Global Campaign Against Child Labour
23 rhétos de l'ITHCF Gembloux ont participé à un mois de chantier interculturel à Cuba. Ils en sont revenus avec des impressions fortes et quelques-unes de leurs idées reçues ont été fortement ébranlées. «Les Cubains connaissent parfaitement l'histoire de leur pays et du Che. L'école obligatoire pour tous développe beaucoup les côtés artistiques: théâtre, danse, chant, musique, sport, Bien sûr, la vie est très différente: les gens ne possèdent pas d'aussi jolies maisons ou voitures qu'ici, leurs vêtements ne sont pas de marques, ils ne mangent pas de viande autant de fois que nous, () mais qu'est-ce qu'ils sont heureux, chaleureux, généreux, souriants () Prenons exemple, c'est peut-être ça être civilisé!» écrivent-ils.
Contre Pied, 2/01
NDLR: il s'agit d'ailleurs d'un des derniers numéros de cette revue trimestrielle destinée aux écoles secondaires francophones.
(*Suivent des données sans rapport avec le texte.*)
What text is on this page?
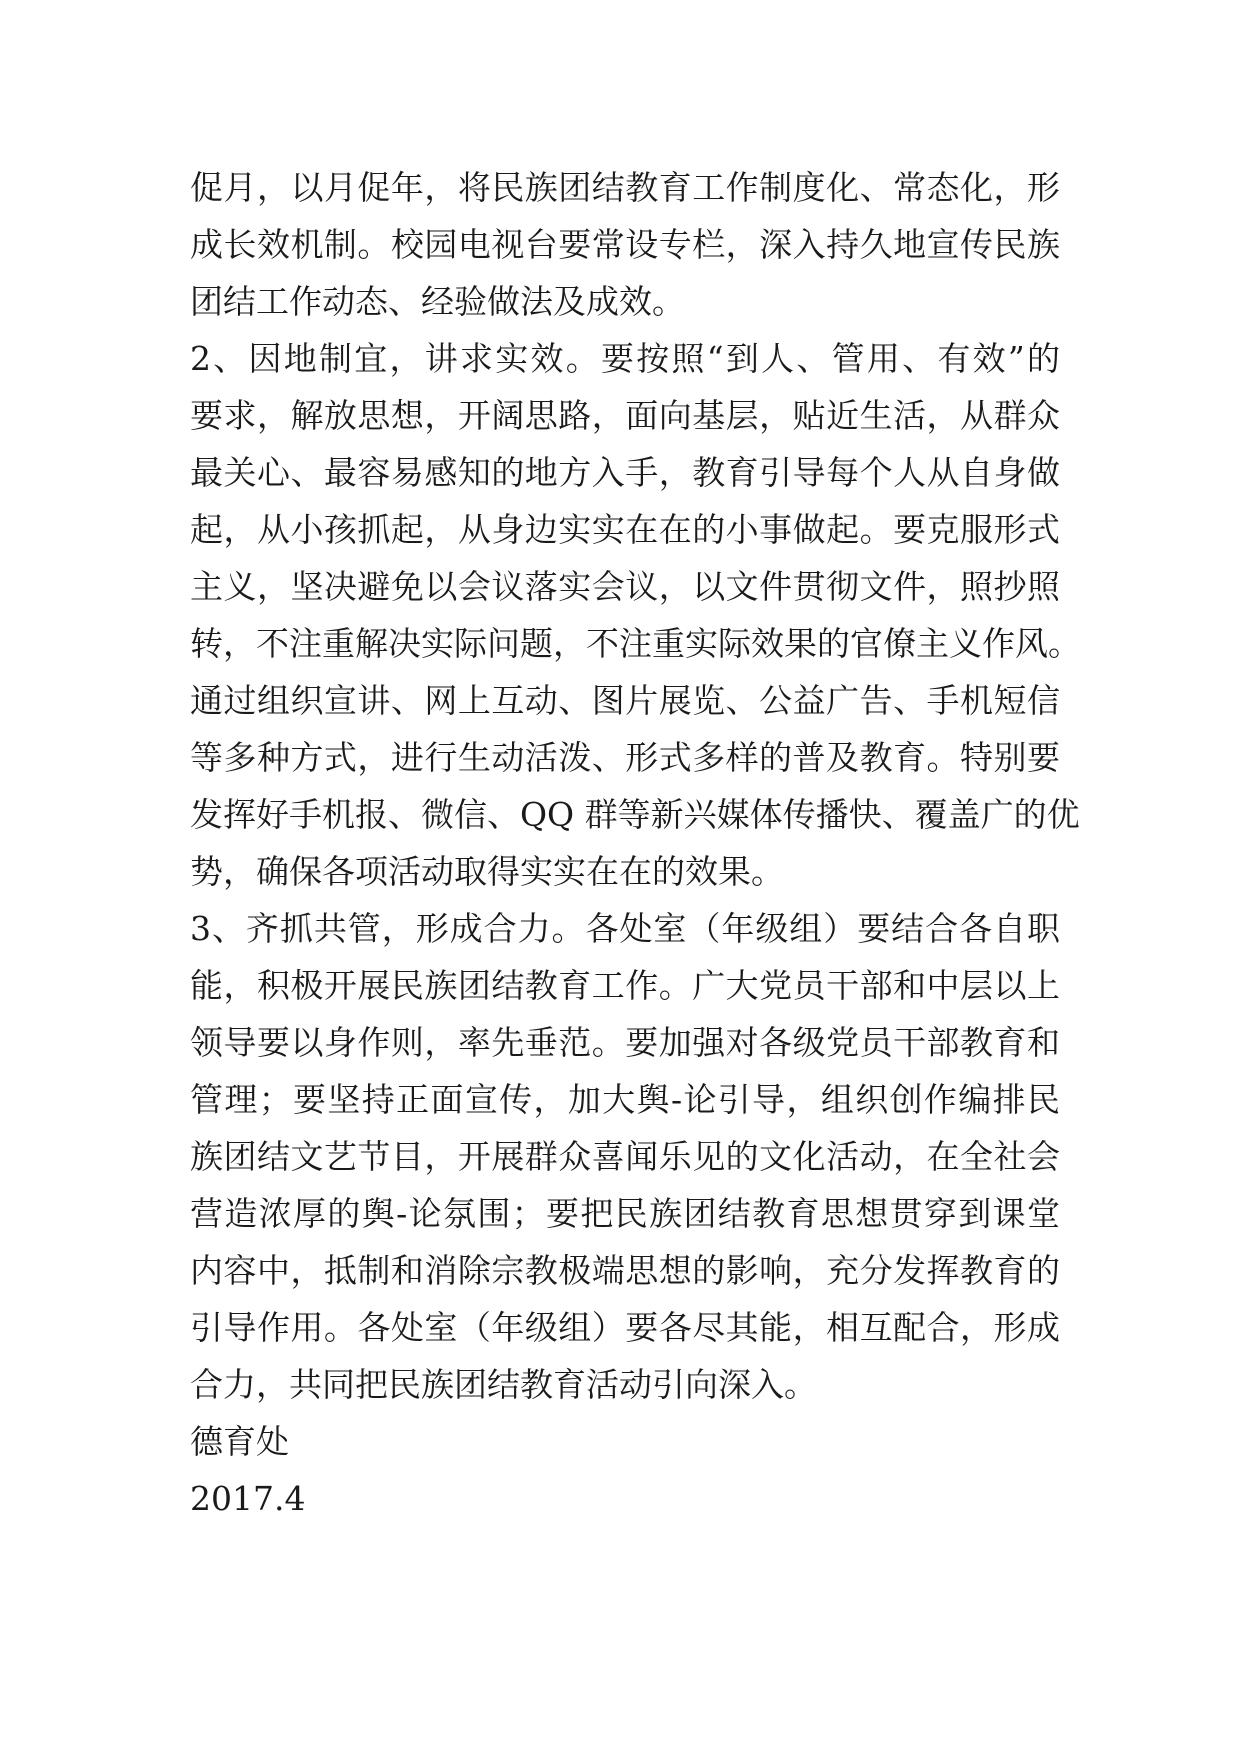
促月，以月促年，将民族团结教育工作制度化、常态化，形
成长效机制。校园电视台要常设专栏，深入持久地宣传民族
团结工作动态、经验做法及成效。
2、因地制宜，讲求实效。要按照“到人、管用、有效”的
要求，解放思想，开阔思路，面向基层，贴近生活，从群众
最关心、最容易感知的地方入手，教育引导每个人从自身做
起，从小孩抓起，从身边实实在在的小事做起。要克服形式
主义，坚决避免以会议落实会议，以文件贯彻文件，照抄照
转，不注重解决实际问题，不注重实际效果的官僚主义作风。
通过组织宣讲、网上互动、图片展览、公益广告、手机短信
等多种方式，进行生动活泼、形式多样的普及教育。特别要
发挥好手机报、微信、QQ 群等新兴媒体传播快、覆盖广的优
势，确保各项活动取得实实在在的效果。
3、齐抓共管，形成合力。各处室（年级组）要结合各自职
能，积极开展民族团结教育工作。广大党员干部和中层以上
领导要以身作则，率先垂范。要加强对各级党员干部教育和
管理；要坚持正面宣传，加大舆-论引导，组织创作编排民
族团结文艺节目，开展群众喜闻乐见的文化活动，在全社会
营造浓厚的舆-论氛围；要把民族团结教育思想贯穿到课堂
内容中，抵制和消除宗教极端思想的影响，充分发挥教育的
引导作用。各处室（年级组）要各尽其能，相互配合，形成
合力，共同把民族团结教育活动引向深入。
德育处
2017.4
Le Ministre Hazette (PRL) vient en effet de décider de lui supprimer les subsides. Il n'y a, évidemment, aucun lien entre ce qui précède et la décision du Ministre
A l'Université de Liège, chaque nouvel inscrit en 1ère candidature pourra acquérir un ordinateur portable d'une valeur de 80.000 FB pour la somme de 55.000 FB. Avec possibilités de financement avantageuses en 3 ou 4 ans. L'Ulg a aussi négocié un accès avantageux à internet. Il s'agit d'un investissement de plus de 20 millions de FB.
Le Soir, 22/6/01
Les élèves de deux écoles pilotes de Bruxelles et Tournai peuvent désormais passer virtuellement par Dexia pour effectuer leurs menues dépenses. Ils peuvent en effet utiliser un système de paiement par carte surnommé Portos (équivalent du système Proton pour les adultes). Différents problèmes pratiques liés au ramassage de l'argent étant résolus, le système semble sympathique à première vue. Mais à y regarder de plus près, on constate qu'il est coûteux: 640.000FB d'investissements pour une école. Investissement vite récupéré en temps et en personnel, tempère aussitôt un responsable de l'école. L'école répercute aussi une partie des coûts sur les élèves. Qu'en sera-t-il dans les milieux moins favorisés ? Par ailleurs, Dexia ne cache pas son objectif de fidéliser une clientèle (plus les écoles que les élèves, assure-t-il). Luc Joossens, du Crioc, estime que ce n'est pas le rôle d'une école de fournir des clients aux banques. Il ajoute:«Sachant que toutes les écoles ont des problèmes budgétaires, que fera-t-on si IBM propose d'installer des ordinateurs pour les élèves ou si Mc Donald's offre de leur fournir des repas?»